Pacha avait vingt-sept ans. Diplômé en droit, il avait suivi la voie d’Andreï : il travaillait dans la police, mais en ville. Il s’était marié récemment avec une gentille fille, Katia, et ils attendaient un bébé.
— Maman, on a décidé de revenir au village, — nous annonça-t-il un mois plus tôt. — On construira une maison près de vous. Je veux que mon enfant grandisse ici.
Liza, à vingt-trois ans, avait surpris tout le monde : elle avait ouvert une ferme écologique au village. La même petite fille qui détestait « la saleté et l’ennui » élevait maintenant des lapins, cultivait des légumes bio et fournissait des restaurants en ville.
— Tu vois, maman, comme tout s’est arrangé ? — riait-elle souvent. — Et toi, tu demandais à quoi servait que j’étudie l’agronomie !

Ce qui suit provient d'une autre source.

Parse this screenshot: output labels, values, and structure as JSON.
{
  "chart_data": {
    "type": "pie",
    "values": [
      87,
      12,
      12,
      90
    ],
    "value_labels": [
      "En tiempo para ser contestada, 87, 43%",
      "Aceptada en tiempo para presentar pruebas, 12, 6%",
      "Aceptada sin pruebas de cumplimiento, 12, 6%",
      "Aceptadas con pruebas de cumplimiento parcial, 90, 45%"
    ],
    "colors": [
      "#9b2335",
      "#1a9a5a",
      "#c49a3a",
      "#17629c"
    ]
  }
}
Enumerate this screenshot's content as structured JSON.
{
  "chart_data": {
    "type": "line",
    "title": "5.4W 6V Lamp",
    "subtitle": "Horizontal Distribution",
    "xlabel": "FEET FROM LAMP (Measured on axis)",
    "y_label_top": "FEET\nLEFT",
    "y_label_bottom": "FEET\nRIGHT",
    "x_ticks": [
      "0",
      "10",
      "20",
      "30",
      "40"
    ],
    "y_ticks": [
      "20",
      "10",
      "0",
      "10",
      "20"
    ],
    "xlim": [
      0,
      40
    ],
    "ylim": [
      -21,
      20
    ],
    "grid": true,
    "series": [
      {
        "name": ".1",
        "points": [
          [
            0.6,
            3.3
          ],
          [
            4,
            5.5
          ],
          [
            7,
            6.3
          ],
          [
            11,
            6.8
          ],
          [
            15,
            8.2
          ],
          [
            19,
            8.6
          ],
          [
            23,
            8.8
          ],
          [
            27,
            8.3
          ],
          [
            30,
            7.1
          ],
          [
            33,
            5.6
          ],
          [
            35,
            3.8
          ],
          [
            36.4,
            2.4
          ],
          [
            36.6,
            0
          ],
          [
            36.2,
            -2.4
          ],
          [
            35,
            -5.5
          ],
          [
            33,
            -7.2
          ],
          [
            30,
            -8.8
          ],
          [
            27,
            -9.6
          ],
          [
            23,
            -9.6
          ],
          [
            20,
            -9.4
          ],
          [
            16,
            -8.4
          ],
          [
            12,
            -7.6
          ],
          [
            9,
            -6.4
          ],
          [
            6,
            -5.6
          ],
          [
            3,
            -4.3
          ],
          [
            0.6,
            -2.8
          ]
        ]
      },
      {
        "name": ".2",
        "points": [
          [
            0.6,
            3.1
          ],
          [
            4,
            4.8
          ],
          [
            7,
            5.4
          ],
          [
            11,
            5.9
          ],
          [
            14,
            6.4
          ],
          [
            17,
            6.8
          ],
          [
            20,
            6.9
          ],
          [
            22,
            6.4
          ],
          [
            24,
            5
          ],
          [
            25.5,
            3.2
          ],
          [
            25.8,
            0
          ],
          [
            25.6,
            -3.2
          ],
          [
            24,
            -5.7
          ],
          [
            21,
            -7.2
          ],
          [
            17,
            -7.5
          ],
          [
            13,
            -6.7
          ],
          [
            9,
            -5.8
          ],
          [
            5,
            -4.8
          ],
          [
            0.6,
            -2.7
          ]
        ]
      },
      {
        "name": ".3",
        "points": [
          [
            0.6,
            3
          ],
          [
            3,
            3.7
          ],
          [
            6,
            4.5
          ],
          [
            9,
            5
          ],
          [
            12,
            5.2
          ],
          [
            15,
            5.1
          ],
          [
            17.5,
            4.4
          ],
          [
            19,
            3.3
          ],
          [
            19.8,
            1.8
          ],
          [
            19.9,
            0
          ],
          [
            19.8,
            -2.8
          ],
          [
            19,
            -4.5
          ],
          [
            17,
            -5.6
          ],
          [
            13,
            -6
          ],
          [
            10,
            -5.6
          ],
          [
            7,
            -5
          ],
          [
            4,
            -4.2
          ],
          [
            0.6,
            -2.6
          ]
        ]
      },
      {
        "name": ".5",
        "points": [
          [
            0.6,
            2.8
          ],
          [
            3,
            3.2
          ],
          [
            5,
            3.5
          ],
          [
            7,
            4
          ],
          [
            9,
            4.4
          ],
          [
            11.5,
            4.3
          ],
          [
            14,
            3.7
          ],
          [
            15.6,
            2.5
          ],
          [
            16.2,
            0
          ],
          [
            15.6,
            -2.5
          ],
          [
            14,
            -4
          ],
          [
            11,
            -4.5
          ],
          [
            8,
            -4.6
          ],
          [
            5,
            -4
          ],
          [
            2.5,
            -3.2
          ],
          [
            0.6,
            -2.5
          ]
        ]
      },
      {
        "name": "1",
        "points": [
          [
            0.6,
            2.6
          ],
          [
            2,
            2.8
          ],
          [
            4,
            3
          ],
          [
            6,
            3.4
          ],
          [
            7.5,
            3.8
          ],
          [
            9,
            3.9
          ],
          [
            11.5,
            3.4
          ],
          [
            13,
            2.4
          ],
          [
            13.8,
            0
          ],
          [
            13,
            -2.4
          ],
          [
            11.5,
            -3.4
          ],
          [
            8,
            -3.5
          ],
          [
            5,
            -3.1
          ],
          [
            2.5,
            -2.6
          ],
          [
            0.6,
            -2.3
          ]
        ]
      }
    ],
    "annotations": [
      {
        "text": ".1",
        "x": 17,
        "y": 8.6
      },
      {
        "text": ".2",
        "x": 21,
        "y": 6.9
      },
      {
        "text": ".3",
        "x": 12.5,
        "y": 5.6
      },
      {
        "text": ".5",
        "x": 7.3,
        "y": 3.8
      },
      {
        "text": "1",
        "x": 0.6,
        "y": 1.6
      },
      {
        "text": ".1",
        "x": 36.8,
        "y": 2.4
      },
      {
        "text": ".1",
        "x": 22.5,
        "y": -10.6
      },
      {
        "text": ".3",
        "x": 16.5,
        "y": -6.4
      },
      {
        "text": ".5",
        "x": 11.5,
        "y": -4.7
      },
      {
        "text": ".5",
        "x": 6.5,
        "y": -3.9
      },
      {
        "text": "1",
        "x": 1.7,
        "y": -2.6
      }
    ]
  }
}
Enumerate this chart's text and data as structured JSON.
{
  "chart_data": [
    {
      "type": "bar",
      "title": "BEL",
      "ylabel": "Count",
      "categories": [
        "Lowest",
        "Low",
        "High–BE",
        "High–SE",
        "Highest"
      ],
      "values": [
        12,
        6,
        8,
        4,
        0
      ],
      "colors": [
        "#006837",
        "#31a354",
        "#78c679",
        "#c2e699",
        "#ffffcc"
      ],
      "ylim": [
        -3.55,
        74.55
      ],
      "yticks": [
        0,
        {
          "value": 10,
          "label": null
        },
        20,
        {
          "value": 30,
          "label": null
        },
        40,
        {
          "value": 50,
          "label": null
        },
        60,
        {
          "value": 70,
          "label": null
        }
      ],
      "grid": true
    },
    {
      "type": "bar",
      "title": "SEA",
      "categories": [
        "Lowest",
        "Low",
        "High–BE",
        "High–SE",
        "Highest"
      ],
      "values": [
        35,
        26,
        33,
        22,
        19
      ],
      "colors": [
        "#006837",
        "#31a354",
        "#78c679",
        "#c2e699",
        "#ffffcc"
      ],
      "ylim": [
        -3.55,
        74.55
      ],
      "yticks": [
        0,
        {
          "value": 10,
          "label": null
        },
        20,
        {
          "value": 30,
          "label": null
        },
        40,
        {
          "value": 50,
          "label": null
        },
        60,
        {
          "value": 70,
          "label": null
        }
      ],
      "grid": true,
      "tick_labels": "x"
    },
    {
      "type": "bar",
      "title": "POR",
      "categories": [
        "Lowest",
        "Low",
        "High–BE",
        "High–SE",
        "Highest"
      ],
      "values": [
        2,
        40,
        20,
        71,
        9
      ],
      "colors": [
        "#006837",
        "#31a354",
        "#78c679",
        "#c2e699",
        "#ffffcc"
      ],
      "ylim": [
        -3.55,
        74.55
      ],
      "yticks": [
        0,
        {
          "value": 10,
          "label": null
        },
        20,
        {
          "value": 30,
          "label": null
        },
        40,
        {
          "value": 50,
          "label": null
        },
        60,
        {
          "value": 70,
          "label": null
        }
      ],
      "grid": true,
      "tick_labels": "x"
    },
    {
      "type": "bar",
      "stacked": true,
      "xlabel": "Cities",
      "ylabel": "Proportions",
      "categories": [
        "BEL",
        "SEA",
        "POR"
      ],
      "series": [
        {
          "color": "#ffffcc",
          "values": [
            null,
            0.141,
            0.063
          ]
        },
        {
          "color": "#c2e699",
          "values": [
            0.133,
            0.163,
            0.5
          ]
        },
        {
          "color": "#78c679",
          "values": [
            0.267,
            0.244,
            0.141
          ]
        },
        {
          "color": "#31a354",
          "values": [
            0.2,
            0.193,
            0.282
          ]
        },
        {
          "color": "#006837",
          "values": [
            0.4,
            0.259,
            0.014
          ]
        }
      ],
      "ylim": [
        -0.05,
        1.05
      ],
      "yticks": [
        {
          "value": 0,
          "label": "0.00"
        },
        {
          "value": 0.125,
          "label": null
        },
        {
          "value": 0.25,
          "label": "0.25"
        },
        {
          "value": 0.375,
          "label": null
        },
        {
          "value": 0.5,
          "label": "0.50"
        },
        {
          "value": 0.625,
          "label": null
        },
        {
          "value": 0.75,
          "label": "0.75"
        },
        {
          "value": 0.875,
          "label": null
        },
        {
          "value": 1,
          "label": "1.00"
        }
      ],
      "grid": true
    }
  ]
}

Et notre petite Ania… elle avait dix-neuf ans. Étudiante en école vétérinaire, elle rêvait d’ouvrir une clinique pour animaux au village. Toujours aussi heureuse et barbouillée qu’enfant. Sauf que maintenant, elle n’avait plus une chèvre : elle avait tout un élevage — les descendants de Machka se multipliaient à un rythme incroyable.
Andreï continuait d’aider le nouvel agent de secteur : il ne sait pas vivre sans être utile. Et moi… j’avais appris à être heureuse. Vraiment. Sans regarder en arrière.
Liôcha apparaissait parfois — sobre, vieilli, les yeux pleins de honte. Il parlait avec les enfants, jouait avec le chiot de Pacha. Les enfants restaient corrects avec lui.
— Tu sais, Sveta, — m’a-t-il dit récemment, — c’est seulement maintenant que je comprends à quel point j’étais idiot. L’or, ce n’est pas le plus important…
Je le regardais sans colère. Le temps soigne, c’est vrai. Et comment être en colère quand sa trahison m’avait conduite au vrai bonheur ?
Le soir, on s’asseyait encore sur le perron. Liza passait après le travail avec un panier de légumes frais, Ania arrivait avec ses histoires sans fin de chevreaux et de chiots.
— Tu crois, — me demandait Andreï, — qu’on vit bien notre vie ?
— Tu en doutes ? — je lui prenais la main. Familière, forte, avec la même constellation de taches de rousseur qu’il y a quinze ans.
À cet instant, la voiture de Pacha entra dans la cour. Il en sortit, pâle et heureux :
— Maman ! Papa ! Katia perd les eaux !
Tout s’emballa : Andreï démarra la voiture, j’attrapai le sac déjà prêt, Liza appela la maternité, Ania courait dans tous les sens sans savoir comment aider…
Quelques heures plus tard, notre famille s’agrandit d’une personne. Pacha, qui avait tenu la main de sa femme pendant l’accouchement, sortit vers nous en titubant :
— J’ai une fille… On l’appellera Svetlana, en l’honneur des deux grand-mères : toi, maman, et ta maman.
Je pleurais, Andreï m’enlaçait, les filles hurlaient de joie. Et moi, je pensais que la vie est une chose étonnante. Elle ressemble à une veine d’or : on ne sait jamais où ni quel trésor on va trouver.
Le soir, quand tout se calma, Andreï et moi étions de nouveau sur le perron. L’air sentait les pommes du verger que nous avions planté la première année de notre mariage. L’arrière-petite-fille de Machka mâchonnait pensivement des dahlias.
— Tu sais à quoi je pense ? — Andreï me serra contre lui. — À tout ce qui s’est emboîté. À tout ce qui est juste…
Et moi, je pensais à la petite Svetlana qui grandirait ici, dans cette maison, parmi les pommiers et les dahlias. Elle ne saurait jamais ce que c’est que d’avoir peur, seule avec trois enfants. Mais elle saurait combien il est important de croire en soi et de ne jamais abandonner.
Au loin, un nouveau descendant de Machka meuglait, dans la maison Liza faisait tinter des casseroles — elle préparait son thé aux herbes —, Ania racontait au téléphone l’arrivée de nouveaux chevreaux… Une soirée ordinaire. Un bonheur ordinaire.
Et vous savez quoi ? Je n’échangerais ce bonheur contre aucun or au monde.